Gives the following:

key count value
0 2018-01-01T00:00:00.000Z 0.354839 458665
1 2018-02-01T00:00:00.000Z 0.75 45024
2 2018-03-01T00:00:00.000Z 0.0645161 35663.5
3 2018-04-01T00:00:00.000Z 0.878777 12345.2
4 2018-05-01T00:00:00.000Z 0.455932 9999.32
5 2018-06-01T00:00:00.000Z 0.777667 12234.8
6 2018-07-01T00:00:00.000Z 0.555097 987666
7 2018-08-01T00:00:00.000Z 0.290323 5318008.1
8 2018-09-01T00:00:00.000Z 0.0333333 686888.87
9 2018-10-01T00:00:00.000Z 0.354839 234344
10 2018-11-01T00:00:00.000Z 0.2345 111111
11 2018-12-01T00:00:00.000Z 0.123129 34344.5

vortexasdk.endpoints.timeseries_result

TimeSeriesResult

TimeSeriesResult(self, _records: List) -> None

Container class that holds the result obtained from calling a time series endpoint.

to_list

TimeSeriesResult.to_list(self) -> List[vortexasdk.api.timeseries_item.TimeSeriesItem]

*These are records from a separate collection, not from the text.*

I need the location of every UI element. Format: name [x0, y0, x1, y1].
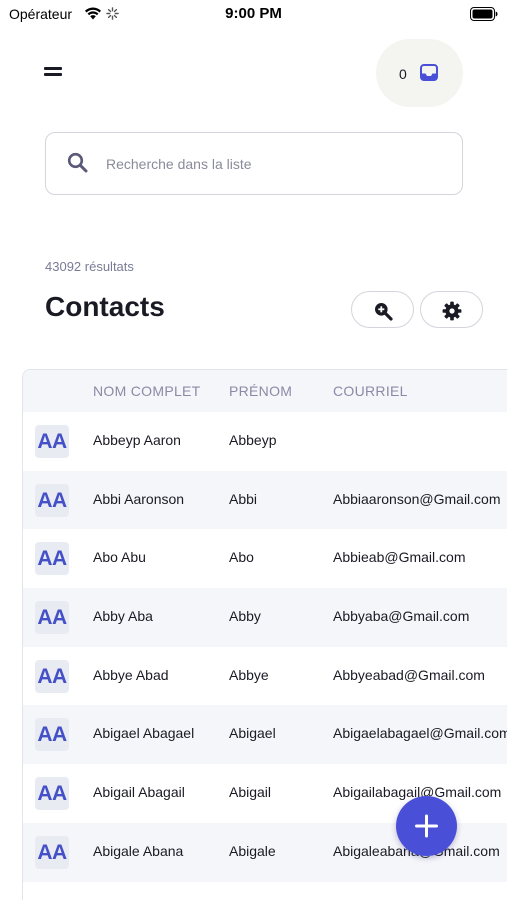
cell-full-name: Abbi Aaronson — [93, 490, 185, 507]
table-row[interactable]: AA Abo Abu Abo Abbieab@Gmail.com — [23, 529, 507, 588]
search-box[interactable] — [45, 132, 463, 195]
settings-button[interactable] — [420, 291, 483, 328]
cell-email: Abigaelabagael@Gmail.com — [333, 725, 507, 742]
cell-full-name: Abigale Abana — [93, 842, 184, 859]
cell-first-name: Abigale — [229, 842, 276, 859]
inbox-tray-icon — [420, 64, 438, 81]
avatar: AA — [35, 542, 69, 576]
table-row[interactable]: AA Abby Aba Abby Abbyaba@Gmail.com — [23, 588, 507, 647]
avatar: AA — [35, 835, 69, 869]
cell-full-name: Abbeyp Aaron — [93, 432, 181, 448]
cell-first-name: Abigael — [229, 725, 276, 742]
search-icon — [67, 152, 88, 173]
avatar: AA — [35, 601, 69, 635]
plus-icon — [415, 814, 438, 838]
search-plus-icon — [375, 303, 393, 321]
cell-email: Abbyeabad@Gmail.com — [333, 666, 485, 683]
table-row[interactable]: AA Abigael Abagael Abigael Abigaelabagael@G… — [23, 705, 507, 765]
table-header: NOM COMPLET PRÉNOM COURRIEL — [23, 370, 507, 412]
cell-full-name: Abbye Abad — [93, 666, 169, 683]
cell-full-name: Abigael Abagael — [93, 725, 195, 742]
cell-full-name: Abo Abu — [93, 549, 146, 566]
cell-first-name: Abbeyp — [229, 432, 277, 448]
avatar: AA — [35, 425, 69, 458]
cell-first-name: Abbye — [229, 666, 269, 683]
cell-first-name: Abby — [229, 608, 261, 625]
column-header-email[interactable]: COURRIEL — [333, 383, 408, 399]
hamburger-icon — [44, 67, 62, 70]
result-count: 43092 résultats — [45, 259, 134, 274]
cell-full-name: Abby Aba — [93, 608, 153, 625]
table-row[interactable]: AA Abbi Aaronson Abbi Abbiaaronson@Gmail.co… — [23, 470, 507, 530]
column-header-full-name[interactable]: NOM COMPLET — [93, 383, 201, 399]
inbox-button[interactable]: 0 — [376, 39, 463, 107]
column-header-first-name[interactable]: PRÉNOM — [229, 383, 292, 399]
table-row[interactable]: AA Abbye Abad Abbye Abbyeabad@Gmail.com — [23, 647, 507, 706]
cell-email: Abbyaba@Gmail.com — [333, 608, 470, 625]
avatar: AA — [35, 718, 69, 752]
inbox-count: 0 — [399, 66, 407, 82]
advanced-search-button[interactable] — [351, 291, 414, 328]
cell-full-name: Abigail Abagail — [93, 784, 185, 801]
avatar: AA — [35, 777, 69, 811]
avatar: AA — [35, 659, 69, 693]
cell-email: Abbiaaronson@Gmail.com — [333, 490, 501, 507]
hamburger-icon-bar — [44, 73, 62, 76]
menu-button[interactable] — [40, 62, 68, 84]
table-row[interactable]: AA Abbeyp Aaron Abbeyp — [23, 412, 507, 471]
page-title: Contacts — [45, 291, 165, 322]
cell-first-name: Abbi — [229, 490, 258, 507]
cell-first-name: Abigail — [229, 784, 272, 801]
battery-icon — [470, 7, 498, 21]
cell-first-name: Abo — [229, 549, 254, 566]
clock: 9:00 PM — [225, 5, 282, 22]
add-contact-button[interactable] — [396, 796, 457, 856]
gear-icon — [442, 301, 462, 321]
status-bar: Opérateur 9:00 PM — [0, 0, 507, 28]
cell-email: Abbieab@Gmail.com — [333, 549, 466, 566]
avatar: AA — [35, 483, 69, 517]
search-input[interactable] — [106, 149, 446, 179]
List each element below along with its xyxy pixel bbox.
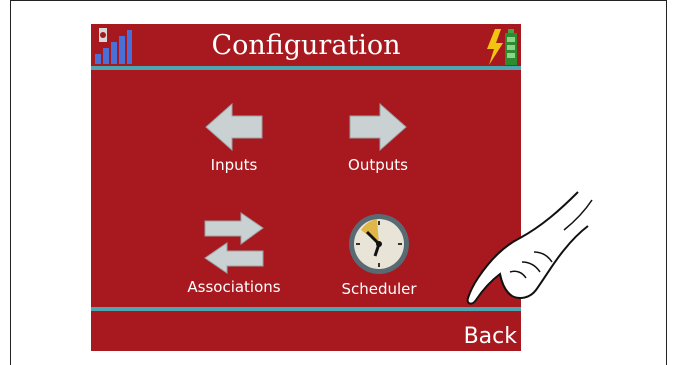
page-title: Configuration	[211, 30, 401, 61]
pointing-hand-icon	[466, 191, 593, 305]
associations-label: Associations	[187, 278, 281, 296]
title-bar: Configuration	[91, 24, 521, 66]
inputs-button[interactable]: Inputs	[194, 102, 274, 174]
header-divider	[91, 66, 521, 70]
scheduler-label: Scheduler	[341, 280, 417, 298]
associations-button[interactable]: Associations	[174, 212, 294, 296]
outputs-label: Outputs	[348, 156, 408, 174]
inputs-label: Inputs	[210, 156, 258, 174]
arrow-left-icon	[205, 102, 263, 152]
battery-charging-icon	[487, 29, 517, 65]
outputs-button[interactable]: Outputs	[328, 102, 428, 174]
arrow-right-icon	[349, 102, 407, 152]
touchscreen: Configuration Inputs Outputs Association…	[91, 24, 521, 351]
swap-arrows-icon	[204, 212, 264, 274]
scheduler-button[interactable]: Scheduler	[329, 212, 429, 298]
clock-icon	[349, 214, 409, 274]
footer-divider	[91, 307, 521, 311]
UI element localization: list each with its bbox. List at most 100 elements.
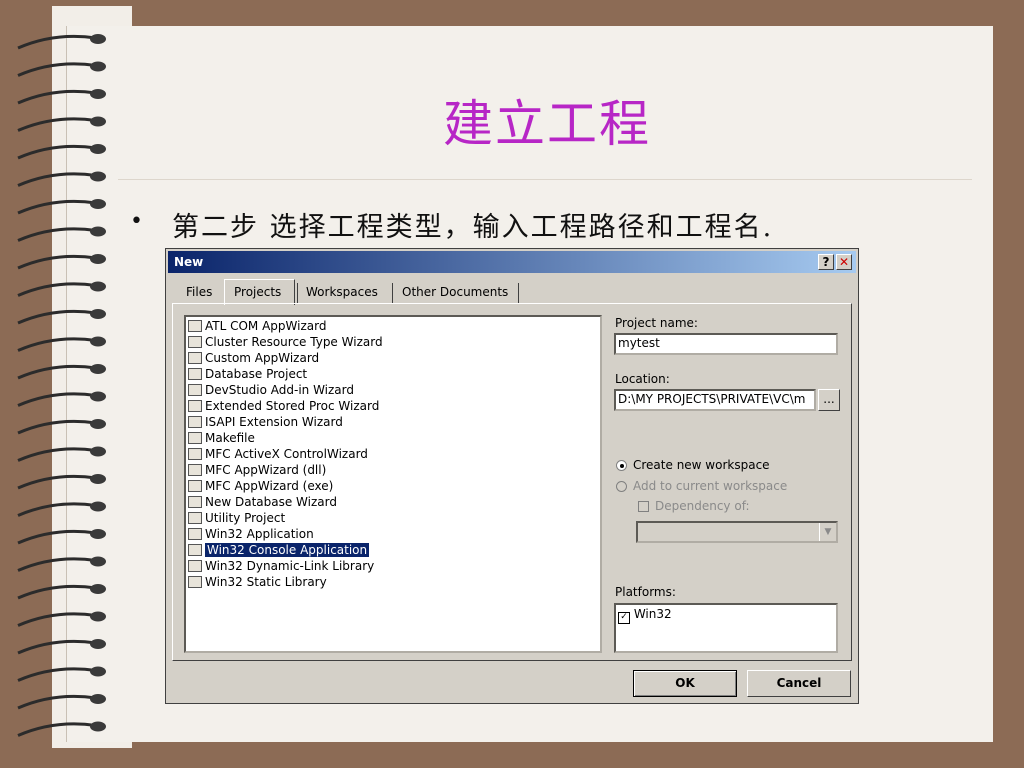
spiral-ring [17, 474, 97, 490]
project-type-item[interactable]: MFC ActiveX ControlWizard [188, 446, 368, 462]
project-type-label: Win32 Static Library [205, 575, 327, 589]
binding-hole [90, 199, 106, 209]
project-type-label: Cluster Resource Type Wizard [205, 335, 383, 349]
spiral-ring [17, 392, 97, 407]
spiral-ring [17, 639, 97, 655]
project-type-item[interactable]: ISAPI Extension Wizard [188, 414, 343, 430]
binding-hole [90, 694, 106, 704]
project-type-item[interactable]: ATL COM AppWizard [188, 318, 326, 334]
spiral-ring [17, 337, 97, 352]
spiral-ring [17, 722, 97, 737]
tab-workspaces[interactable]: Workspaces [298, 281, 386, 305]
tab-separator [392, 283, 393, 303]
tab-projects[interactable]: Projects [226, 281, 289, 305]
project-type-item[interactable]: Makefile [188, 430, 255, 446]
new-project-dialog: New ? ✕ Files Projects Workspaces Other … [165, 248, 859, 704]
utility-icon [188, 512, 202, 524]
binding-hole [90, 501, 106, 512]
win32-app-icon [188, 528, 202, 540]
location-label: Location: [615, 372, 670, 386]
spiral-ring [17, 364, 97, 380]
project-name-field[interactable]: mytest [614, 333, 838, 355]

Represents time series as a list.

to_df

TimeSeriesResult.to_df(self, columns=None) -> pandas.core.frame.DataFrame

Represents the timeseries as a dataframe.

Returns a pd.DataFrame, of time series items with columns: key: The time series key value: The value of the time series for a given key count: The number of records contributing to this time series record.

Example:

If we're aggregating Crude exports in tonnes by day, then the key column holds the date, the value column holds the Crude exports on that day, and the count column holds the number of cargo movements contributing towards this day's tonnage.